Do outro lado da fronteira, na região de Podlasie, na Polónia, a tensão aumentou desde a minha primeira visita. Cerca de 15 mil polícias, guardas de fronteira e soldados estão destacados ao longo da fronteira. Os postos de controlo estão por todo o lado e a polícia e as  militares vasculham todas as estradas.

A zona de exclusão de 3 quilómetros que se estende desde a fronteira com a Bielorrússia ainda é imposta a não residentes, organizações humanitárias e jornalistas.

Os ativistas locais continuam a fazer soar o alarme. Estão em curso devoluções arbitrárias de migrantes que chegam à Polónia, pelas forças de segurança. E aqueles que são forçados a regressar à Bielorrússia são, por sua vez, empurrados novamente para trás pelos soldados bielorrussos. Alegações que as autoridades bielorrussas rejeitaram repetidamente, embora o próprio Presidente bielorrusso, Alexander Lukashenko, tenha declarado que seriam feitas investigações.

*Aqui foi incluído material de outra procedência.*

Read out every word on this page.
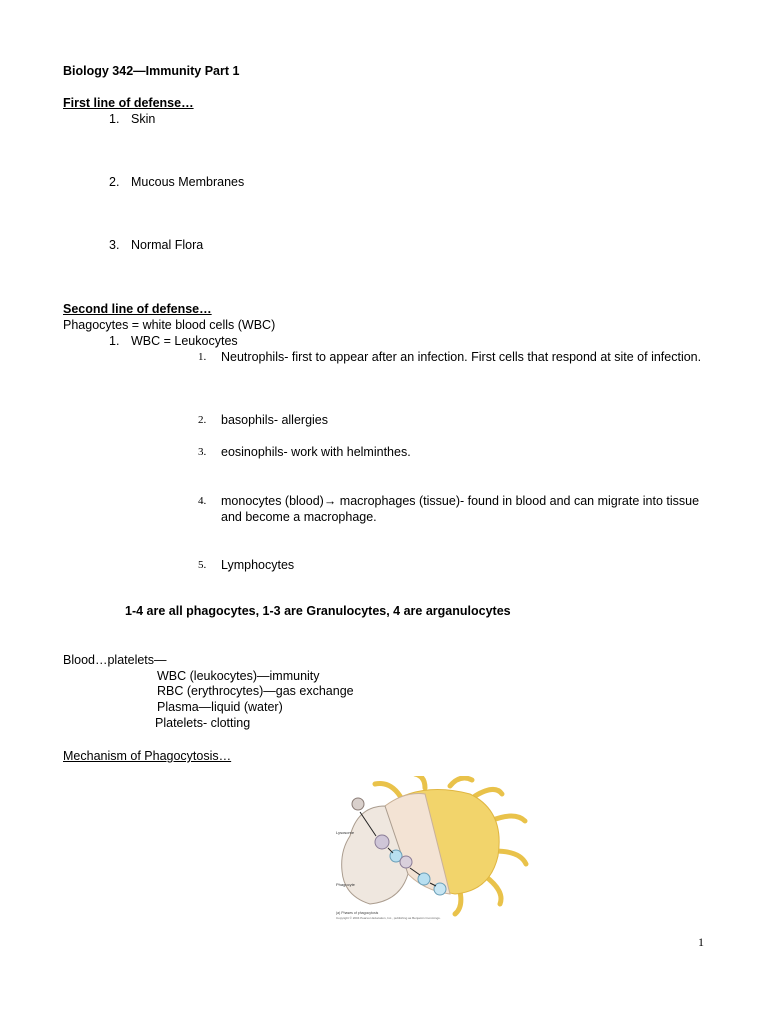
Biology 342—Immunity Part 1
First line of defense…
1. Skin
2. Mucous Membranes
3. Normal Flora
Second line of defense…
Phagocytes = white blood cells (WBC)
1. WBC = Leukocytes
1. Neutrophils- first to appear after an infection. First cells that respond at site of infection.
2. basophils- allergies
3. eosinophils- work with helminthes.
4. monocytes (blood)→ macrophages (tissue)- found in blood and can migrate into tissue and become a macrophage.
5. Lymphocytes
1-4 are all phagocytes, 1-3 are Granulocytes, 4 are arganulocytes
Blood…platelets—
WBC (leukocytes)—immunity
RBC (erythrocytes)—gas exchange
Plasma—liquid (water)
Platelets- clotting
Mechanism of Phagocytosis…
Lysosome
Phagocyte
(a) Phases of phagocytosis
Copyright © 2004 Pearson Education, Inc., publishing as Benjamin Cummings.
1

Pelo menos 12 refugiados terão morrido na floresta polaca ao tentarem atravessar a fronteira. Um número que diz respeito apenas àqueles que foram encontrados.

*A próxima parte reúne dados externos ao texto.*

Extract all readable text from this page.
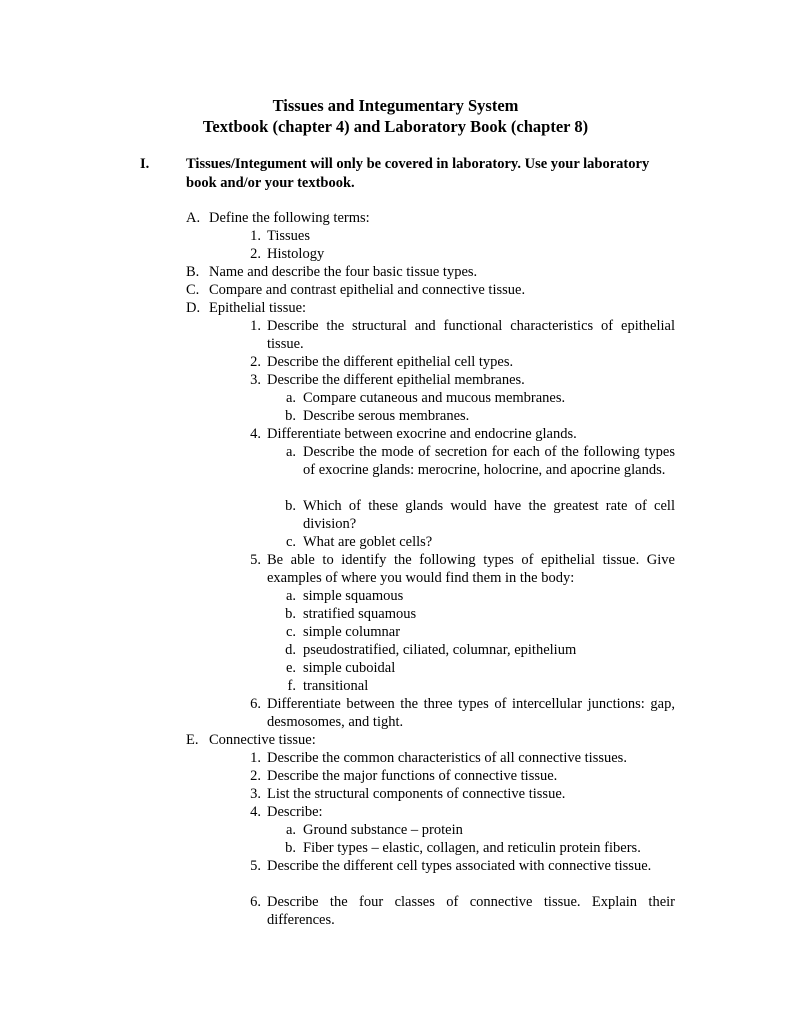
Tissues and Integumentary System
Textbook (chapter 4) and Laboratory Book (chapter 8)
I.	Tissues/Integument will only be covered in laboratory. Use your laboratory book and/or your textbook.
A. Define the following terms:
1. Tissues
2. Histology
B. Name and describe the four basic tissue types.
C. Compare and contrast epithelial and connective tissue.
D. Epithelial tissue:
1. Describe the structural and functional characteristics of epithelial tissue.
2. Describe the different epithelial cell types.
3. Describe the different epithelial membranes.
a. Compare cutaneous and mucous membranes.
b. Describe serous membranes.
4. Differentiate between exocrine and endocrine glands.
a. Describe the mode of secretion for each of the following types of exocrine glands: merocrine, holocrine, and apocrine glands.
b. Which of these glands would have the greatest rate of cell division?
c. What are goblet cells?
5. Be able to identify the following types of epithelial tissue. Give examples of where you would find them in the body:
a. simple squamous
b. stratified squamous
c. simple columnar
d. pseudostratified, ciliated, columnar, epithelium
e. simple cuboidal
f. transitional
6. Differentiate between the three types of intercellular junctions: gap, desmosomes, and tight.
E. Connective tissue:
1. Describe the common characteristics of all connective tissues.
2. Describe the major functions of connective tissue.
3. List the structural components of connective tissue.
4. Describe:
a. Ground substance – protein
b. Fiber types – elastic, collagen, and reticulin protein fibers.
5. Describe the different cell types associated with connective tissue.
6. Describe the four classes of connective tissue. Explain their differences.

Estive presente em dois funerais na pequena aldeia muçulmana de Bohoniki. No espaço de uma semana, três pessoas foram enterradas no cemitério de Bohoniki. "Haverá mais", comentou o imã da aldeia. Dois dias depois, o pequeno caixão de um nado-morto, cuja mãe morreu pouco tempo depois, foi acrescentado aos túmulos.

Os chamados "invasores" não estão preparados para desistir facilmente do seu sonho da Europa.

Tal como Ali, outro refugiado da Síria que, desta vez, encontro em Minsk, a capital bielorrussa. Deixa-me entrar no apartamento onde ele e vários companheiros estão escondidos. Estão a recuperar as  forças, após várias tentativas falhadas de atravessar a fronteira. Foram reenviados três vezes para a Bielorússia, depois de terem alcançado tanto a Lituânia como a Polónia. Ali disse-me que numa ocasião, tinha conseguido ir para os Países baixos, mas foi apanhado pela polícia que o levou de volta para a Bielorrússia. Coxeando de uma velha ferida causada por um ataque terrorista na sua cidade natal, na Síria, diz-me que a dor piorou, devido à provação pela qual passou durante dias na floresta.

Já passaram duas semanas desde a nossa conversa. Enquanto escrevo estas palavras, não posso deixar de sorrir. Ali deu-me notícias. Cumpriu a sua promessa. Tentou de novo e, desta vez, foi resgatado por ativistas polacos na floresta. Agora está a salvo e apresentou um pedido de asilo na Polónia.

No dia 15 de dezembro, entrou em vigor a decisão das autoridades polacas para a construção de um muro ao longo da sua fronteira com a Bielorrússia.